1Department of Neurosurgery, Johns Hopkins University School of Medicine.
2Krieger School of Arts and Sciences, Johns Hopkins University, Baltimore, Maryland; and.
J Neurosurg. 2020 May 1;134(5):1466-1471. doi: 10.3171/2020.2.JNS20181. Print 2021 May 1.
The Chiari Severity Index (CSI) and points-based algorithm of Thakar et al. are two prognostic tools that have been developed to predict the likelihood of improvement after suboccipital decompression in adult patients with Chiari malformation type I (CM-I). This study aimed to externally validate and critically evaluate these algorithms in the interest of guiding the development of improved prediction systems.
A consecutive cohort of CM-I patients undergoing suboccipital decompression between September 2006 and September 2018 were included. The CSI and Thakar point score were computed for all patients, and associations with improvement were analyzed. The ability of both prediction systems to predict improvement as measured by different Chicago Chiari Outcome Scale (CCOS) cutoffs was assessed using receiver operating curve analysis. Post hoc correlations between the algorithms and different CCOS subcomponents were also assessed.
The surgical cohort was composed of 149 adult CM-I patients, of whom 39 (26%) had a syrinx. Most patients experienced improvement after surgery (80% CCOS ≥ 13; 96% CCOS ≥ 11). The proportion of patients improving decreased with increasing CSI, but the results were not statistically significant (p = 0.246). No statistically significant difference in the mean Thakar point score was identified between improved and nonimproved patients using both CCOS cutoffs (p = 0.246 for a cutoff of 13 and p = 0.480 for a cutoff of 11). The CSI had a poor ability in identifying improved patients at a CCOS cutoff of 13 (area under the curve [AUC] 0.582) and 11 (AUC 0.646). The Thakar point score similarly had poor discrimination at a cutoff of 13 (AUC 0.467) and 11 (AUC 0.646).

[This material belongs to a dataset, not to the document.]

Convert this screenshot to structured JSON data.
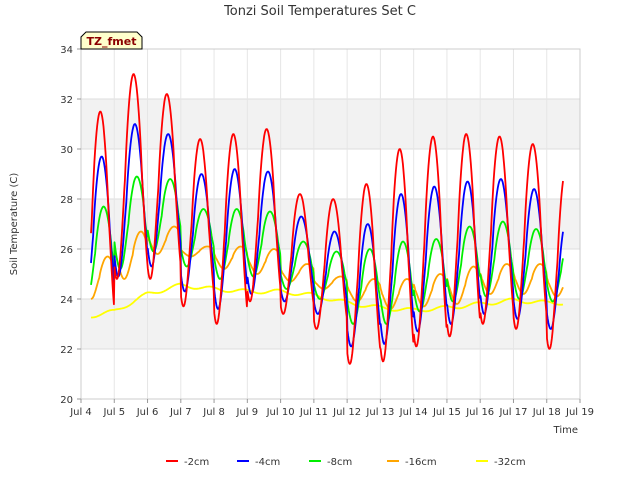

Neither algorithm had significant correlation with any of the CCOS subcomponents except for CSI and nonpain symptom improvement (coefficient = -0.273, p = 0.001).
Previously published algorithms failed to provide prediction value with regard to clinically meaningful improvement following suboccipital decompression in adult CM-I patients. Future models and practical scoring systems are still required to improve the decision-making process.
Chiari 严重程度指数(CSI)和 Thakar 等人的基于点数的算法是两种预测工具,旨在预测成人 Chiari 畸形 I 型(CM-I)患者行颅后窝减压术后改善的可能性。本研究旨在对这些算法进行外部验证和批判性评估,以指导改善预测系统的开发。
纳入 2006 年 9 月至 2018 年 9 月间接受颅后窝减压术的连续队列 CM-I 患者。计算所有患者的 CSI 和 Thakar 评分,并分析与改善的关联。使用受试者工作特征曲线分析评估两种预测系统在不同芝加哥 Chiari 结局量表(CCOS)截断值下预测改善的能力。还评估了算法与不同 CCOS 亚成分之间的事后相关性。
手术队列由 149 例成年 CM-I 患者组成,其中 39 例(26%)有脊髓空洞症。大多数患者术后改善(80% CCOS≥13;96% CCOS≥11)。随着 CSI 的增加,改善患者的比例降低,但结果无统计学意义(p=0.246)。使用两种 CCOS 截断值,改善和未改善患者的 Thakar 评分平均值之间无统计学差异(CCOS 截断值为 13 时 p=0.246,CCOS 截断值为 11 时 p=0.480)。CSI 在 CCOS 截断值为 13 时识别改善患者的能力较差(曲线下面积 [AUC] 0.582),在 CCOS 截断值为 11 时识别改善患者的能力较差(AUC 0.646)。Thakar 评分在 CCOS 截断值为 13 时(AUC 0.467)和 CCOS 截断值为 11 时(AUC 0.646)的区分能力也较差。除 CSI 和非疼痛症状改善外,两种算法均与 CCOS 的任何亚成分均无显著相关性(系数=-0.273,p=0.001)。
先前发表的算法未能为成人 CM-I 患者颅后窝减压术后的临床有意义的改善提供预测价值。仍需要未来的模型和实用评分系统来改善决策过程。